The July 17 report by the Texas House Investigative Committee on the Robb Elementary Shooting, largely blamed law enforcement for waiting too long to enter a classroom where 19 children and two teachers were killed and faulted school officials for not adhering to the district’s safety plan by not having properly locking doors, or for more quickly alerting teachers of the on-site shooter.
But the report also said that frequent and reoccurring “bailouts” — vehicular chases between law enforcement with illegal immigrants who abandon vehicles in border communities — have desensitized the Uvalde community and “contributed to a diminished sense of vigilance about responding to security alerts.”
There have been 47 “secure” or “lockdown” events since February 2022 with 90% of those attributed to bailouts in the Uvalde border region, according to the 77-page report.
Kenneth Mueller, the Uvalde school district’s director of student services, told the investigating committee that “high-speed chases have been a daily event in the Uvalde area, causing Uvalde CISD schools to be secured or locked down frequently,” according to the report.

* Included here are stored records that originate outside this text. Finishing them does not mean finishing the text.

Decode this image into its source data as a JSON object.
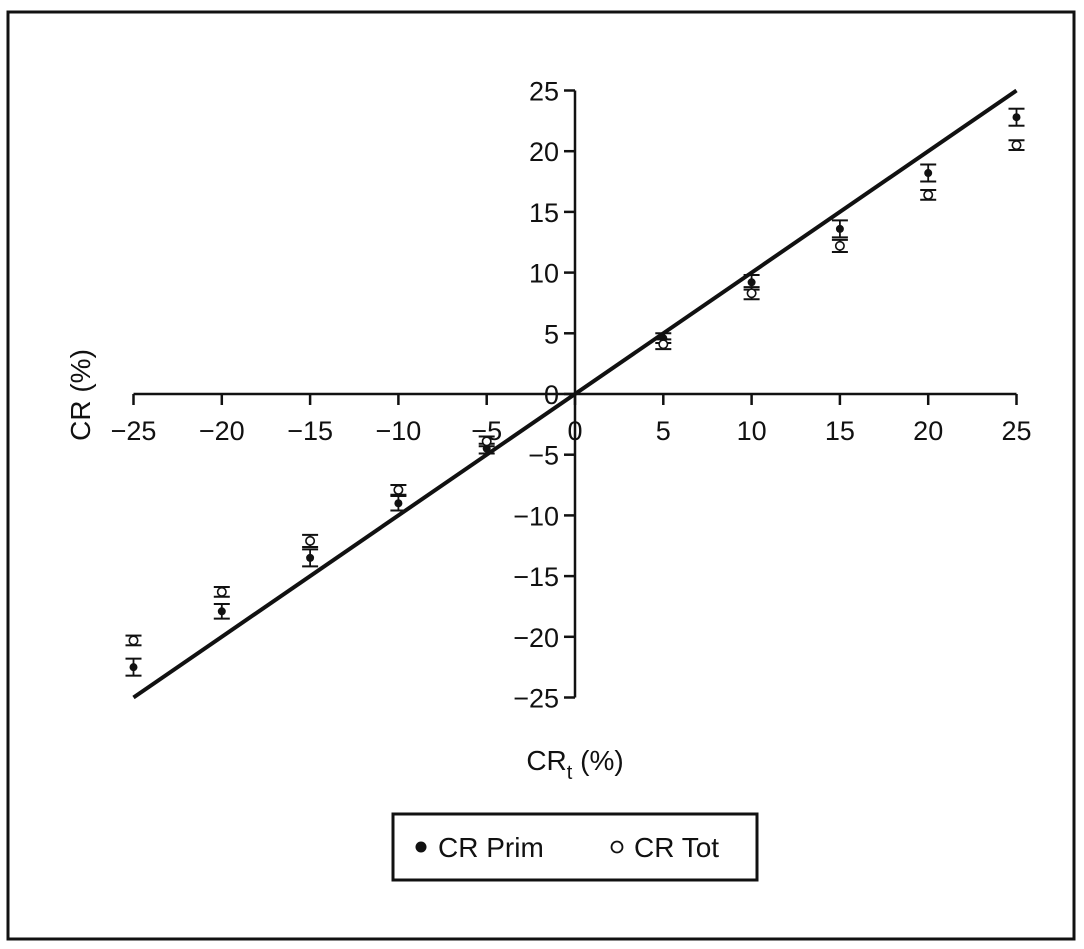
{
  "chart_data": {
    "type": "scatter",
    "title": "",
    "xlabel": {
      "base": "CR",
      "sub": "t",
      "unit": " (%)"
    },
    "ylabel": "CR (%)",
    "xlim": [
      -25,
      25
    ],
    "ylim": [
      -25,
      25
    ],
    "x_ticks": [
      -25,
      -20,
      -15,
      -10,
      -5,
      0,
      5,
      10,
      15,
      20,
      25
    ],
    "y_ticks": [
      -25,
      -20,
      -15,
      -10,
      -5,
      0,
      5,
      10,
      15,
      20,
      25
    ],
    "x_tick_labels": [
      "−25",
      "−20",
      "−15",
      "−10",
      "−5",
      "0",
      "5",
      "10",
      "15",
      "20",
      "25"
    ],
    "y_tick_labels": [
      "−25",
      "−20",
      "−15",
      "−10",
      "−5",
      "0",
      "5",
      "10",
      "15",
      "20",
      "25"
    ],
    "grid": false,
    "identity_line": {
      "from": [
        -25,
        -25
      ],
      "to": [
        25,
        25
      ]
    },
    "legend_placement": "bottom-center",
    "series": [
      {
        "name": "CR Prim",
        "marker": "filled-circle",
        "color": "#111111",
        "points": [
          {
            "x": -25,
            "y": -22.5,
            "err": 0.7
          },
          {
            "x": -20,
            "y": -17.9,
            "err": 0.6
          },
          {
            "x": -15,
            "y": -13.5,
            "err": 0.7
          },
          {
            "x": -10,
            "y": -9.0,
            "err": 0.6
          },
          {
            "x": -5,
            "y": -4.5,
            "err": 0.4
          },
          {
            "x": 5,
            "y": 4.6,
            "err": 0.4
          },
          {
            "x": 10,
            "y": 9.2,
            "err": 0.6
          },
          {
            "x": 15,
            "y": 13.6,
            "err": 0.7
          },
          {
            "x": 20,
            "y": 18.2,
            "err": 0.7
          },
          {
            "x": 25,
            "y": 22.8,
            "err": 0.7
          }
        ]
      },
      {
        "name": "CR Tot",
        "marker": "open-circle",
        "color": "#111111",
        "points": [
          {
            "x": -25,
            "y": -20.3,
            "err": 0.4
          },
          {
            "x": -20,
            "y": -16.3,
            "err": 0.4
          },
          {
            "x": -15,
            "y": -12.1,
            "err": 0.5
          },
          {
            "x": -10,
            "y": -7.9,
            "err": 0.4
          },
          {
            "x": -5,
            "y": -3.9,
            "err": 0.4
          },
          {
            "x": 5,
            "y": 4.1,
            "err": 0.4
          },
          {
            "x": 10,
            "y": 8.3,
            "err": 0.5
          },
          {
            "x": 15,
            "y": 12.2,
            "err": 0.5
          },
          {
            "x": 20,
            "y": 16.4,
            "err": 0.4
          },
          {
            "x": 25,
            "y": 20.5,
            "err": 0.4
          }
        ]
      }
    ]
  }
}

While no bailout abandonments actually occurred on school campus property, the report found that high-speed chases did go through school parking lots, and the constant warnings and alerts by law enforcement to Uvalde Consolidated Independent School District personnel led to a false sense of security and relaxed attitude toward the actual level of danger the students and staff were in.
“The series of bailout-related alerts led teachers and administrators to respond to all alerts with less urgency — when they heard the sound of an alert, many assumed that it was another bailout,” according to the report.

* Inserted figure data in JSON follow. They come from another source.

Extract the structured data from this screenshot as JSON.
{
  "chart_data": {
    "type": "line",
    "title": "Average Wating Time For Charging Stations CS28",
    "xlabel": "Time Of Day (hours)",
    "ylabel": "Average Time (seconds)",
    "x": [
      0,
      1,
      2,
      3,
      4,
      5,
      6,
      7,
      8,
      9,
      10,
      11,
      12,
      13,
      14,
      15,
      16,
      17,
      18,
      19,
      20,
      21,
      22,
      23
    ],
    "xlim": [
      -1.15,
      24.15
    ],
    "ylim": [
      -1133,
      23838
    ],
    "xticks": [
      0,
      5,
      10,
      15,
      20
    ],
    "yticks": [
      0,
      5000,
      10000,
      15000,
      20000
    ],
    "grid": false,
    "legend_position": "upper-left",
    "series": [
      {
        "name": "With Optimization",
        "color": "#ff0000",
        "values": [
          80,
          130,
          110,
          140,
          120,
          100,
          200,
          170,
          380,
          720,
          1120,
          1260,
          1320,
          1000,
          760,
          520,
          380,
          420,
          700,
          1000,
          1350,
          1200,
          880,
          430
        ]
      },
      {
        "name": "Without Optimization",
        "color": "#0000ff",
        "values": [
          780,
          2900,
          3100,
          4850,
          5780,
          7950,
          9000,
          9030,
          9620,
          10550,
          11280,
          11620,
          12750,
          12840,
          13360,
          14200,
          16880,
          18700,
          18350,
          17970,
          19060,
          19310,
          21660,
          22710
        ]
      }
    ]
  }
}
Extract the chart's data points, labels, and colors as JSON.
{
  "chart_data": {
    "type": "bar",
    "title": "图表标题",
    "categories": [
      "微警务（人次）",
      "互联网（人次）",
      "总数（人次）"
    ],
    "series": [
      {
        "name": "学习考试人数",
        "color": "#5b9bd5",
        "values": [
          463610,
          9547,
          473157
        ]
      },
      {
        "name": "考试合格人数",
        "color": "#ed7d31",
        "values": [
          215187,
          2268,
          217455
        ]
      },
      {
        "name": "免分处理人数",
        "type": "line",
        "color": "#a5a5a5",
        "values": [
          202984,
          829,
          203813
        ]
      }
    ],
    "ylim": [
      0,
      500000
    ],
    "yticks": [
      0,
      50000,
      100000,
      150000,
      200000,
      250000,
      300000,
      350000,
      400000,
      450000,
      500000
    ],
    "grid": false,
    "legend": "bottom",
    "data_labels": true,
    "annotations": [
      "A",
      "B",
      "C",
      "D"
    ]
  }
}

Uvalde is about 70 miles from the northern Mexican border towns of Piedras Negras and Ciudad Acuña. The town of 15,000 is situated near two highways that feed from border towns and are frequent routes used by human smugglers, who are called guides or ‘coyotes.‘
When law enforcement officers pursue a suspect vehicle and a high-speed chase ensues, it can end up destroying local property, ranchlands, gates and fences, sometimes letting livestock out.

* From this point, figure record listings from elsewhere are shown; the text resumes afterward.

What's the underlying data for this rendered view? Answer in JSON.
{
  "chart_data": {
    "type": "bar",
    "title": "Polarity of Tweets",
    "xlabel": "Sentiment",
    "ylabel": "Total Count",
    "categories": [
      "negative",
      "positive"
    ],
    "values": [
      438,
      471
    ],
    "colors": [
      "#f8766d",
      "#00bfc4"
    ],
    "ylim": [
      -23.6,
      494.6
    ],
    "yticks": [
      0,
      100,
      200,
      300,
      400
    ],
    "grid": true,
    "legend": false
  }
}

The report found there were incidents involving firearms and bailouts occurring in surrounding school neighborhoods, Uvalde CISD Police Chief Pete Arredondo told investigators.
U.S. Rep. Henry Cuellar, D-Texas, told Border Report that migrants involved in bailouts often are being led by transnational criminal organizations or cartels. These dangerous organizations receive millions of dollars to smuggle humans into the United States and will do anything to move their “loads.”
Migrants who pay to be smuggled into the country differ from asylum seekers, who cross the border and readily surrender to U.S. Border Patrol agents, he said.
“It does put the community at risk because we’re talking about a different profile, the people who are trying to evade. So you have drivers that will try to evade and drive many times at high speeds that can put community members at risk if there is an accident and that includes many times the migrants that are in that particular vehicle,” Cuellar said. “It does bring a safety issue as opposed to the ones who are trying to turn themselves in and are processed by Border Patrol.”
Susan Kibbe, executive director of the South Texans’ Property Rights Association, a nonprofit organization that represents ranchers in South Texas and has members in Uvalde, says many landowners have lost livestock and had property damaged by bailouts.
“They just take off and they’re getting more and more brazen and rash,” Kibbe told Border Report. “They go through multiple fences to try to bypass law enforcement, damaging private property as they go. It’s just a chaotic scene that shouldn’t be.”
She says that with every chase, their safety is also in jeopardy.
“I just feel like we’re forgotten and not cared about at all and it’s the truth,” said Kibbe, whose ranch in Jim Wells County has been damaged by multiple bailouts. “Ranchers are fed up.”
Kibbe said she believes the only way this will change is for more conservative leadership with a harder line against those who try to enter the United States illegally.
“The constant pursuits and bailouts. There’s got to be an end to this and I think the only end to this is voting,” Kibbe said.